Once, my younger cousins and I watched Gary Valenciano’s Di Bale Na Lang perhaps a hundred times in a short time, say, a week or a month. The elder cousins always watched the same tape, so watch the same single film we younger cousins did, too—twice, five times, ten times, perhaps indeed a hundred times, now and then telling the same story to ourselves, laughing at the same funny scenes for a number of times and memorizing the actors’ lines in the long run.
It was not that our cousins had no other tape to watch. But that was how we chose to entertain and please ourselves. Imagine watching the same show through the days of the week—or sometimes many times a day. We perhaps internalized some of the characters from the flick that we even eventually behaved like them in our own persons. Characters which we, through the years, would later become.
"…We need to take up activities that truly engage us with ourselves and others—music, painting, poetry, dance, massage, cooking, hiking in nature—not to pursue prizes or with a mentality of judgment but rather as we would approach prayer itself, for that is what these actions are—acts of meditation and art as meditation."
In the year, we would climb the kaimito and santol trees even before they started dropping fruits on our open yard. Or we would fly airplanes made from scratch papers after our studies were over.

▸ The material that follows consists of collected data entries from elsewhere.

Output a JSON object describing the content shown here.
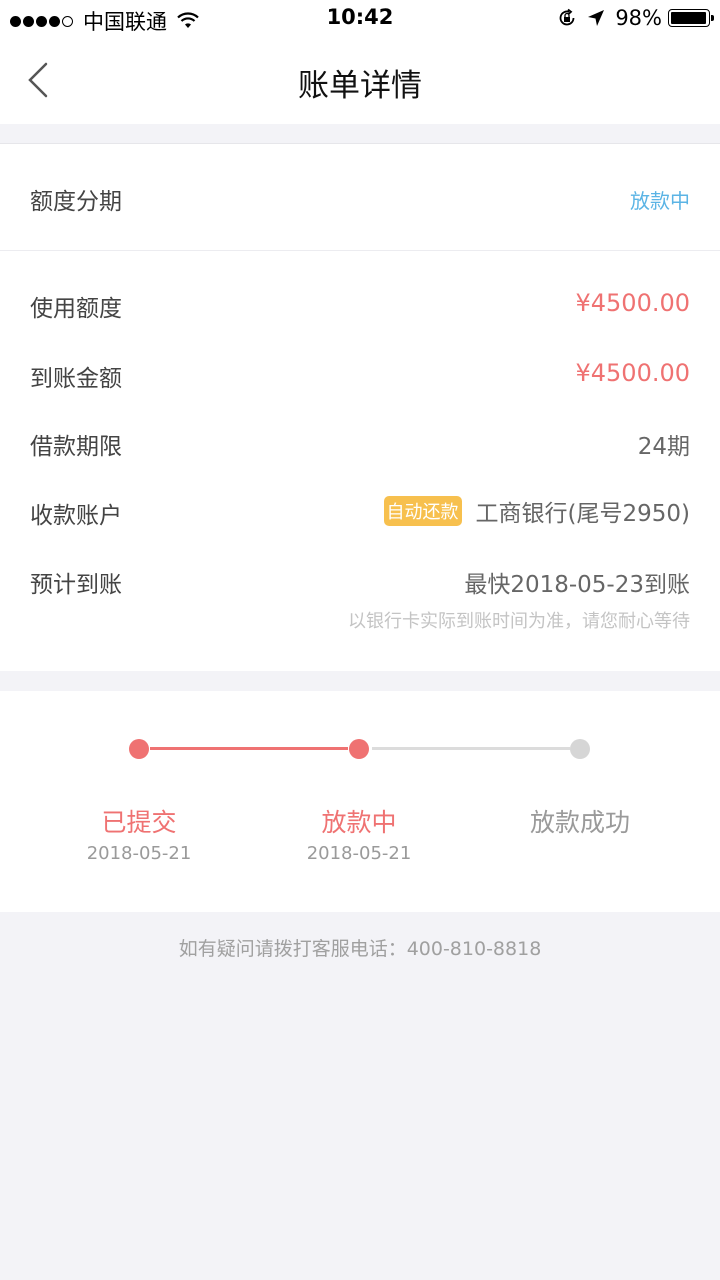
{
  "status_bar": {
    "carrier": "中国联通",
    "time": "10:42",
    "battery_percent": "98%",
    "battery_level": 0.98,
    "signal_bars": 4,
    "icons": [
      "signal-dots-icon",
      "wifi-icon",
      "orientation-lock-icon",
      "location-arrow-icon",
      "battery-icon"
    ]
  },
  "navbar": {
    "title": "账单详情",
    "back_icon": "chevron-left-icon"
  },
  "summary": {
    "label": "额度分期",
    "status": "放款中",
    "status_color": "#5bb4e5"
  },
  "details": {
    "used_amount": {
      "label": "使用额度",
      "value": "¥4500.00"
    },
    "received_amount": {
      "label": "到账金额",
      "value": "¥4500.00"
    },
    "term": {
      "label": "借款期限",
      "value": "24期"
    },
    "account": {
      "label": "收款账户",
      "badge": "自动还款",
      "value": "工商银行(尾号2950)"
    },
    "eta": {
      "label": "预计到账",
      "value": "最快2018-05-23到账",
      "note": "以银行卡实际到账时间为准，请您耐心等待"
    }
  },
  "progress": {
    "steps": [
      {
        "label": "已提交",
        "date": "2018-05-21",
        "state": "done"
      },
      {
        "label": "放款中",
        "date": "2018-05-21",
        "state": "current"
      },
      {
        "label": "放款成功",
        "date": "",
        "state": "pending"
      }
    ],
    "active_color": "#ef7272",
    "inactive_color": "#d6d6d6"
  },
  "footer": {
    "text": "如有疑问请拨打客服电话：400-810-8818"
  }
}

When it rained, we would make paper boats and roll them into the small river that flowed from the foot of the hill where our house stood. Or where today it still stands.
These days I find myself standing still, taken aback by days of old, helplessly enchanted by the empty spaces that these and other such memories always create in the mind. After so many years, the colors are as vivid, the air as fresh as with childhood. Everyone then, regardless of where we went or what we did, seemed uncomplicated. It was as if every single thing was in place. Then, we did not bother so much where and when and how we would want to be. If at all, then, we were always happy and free.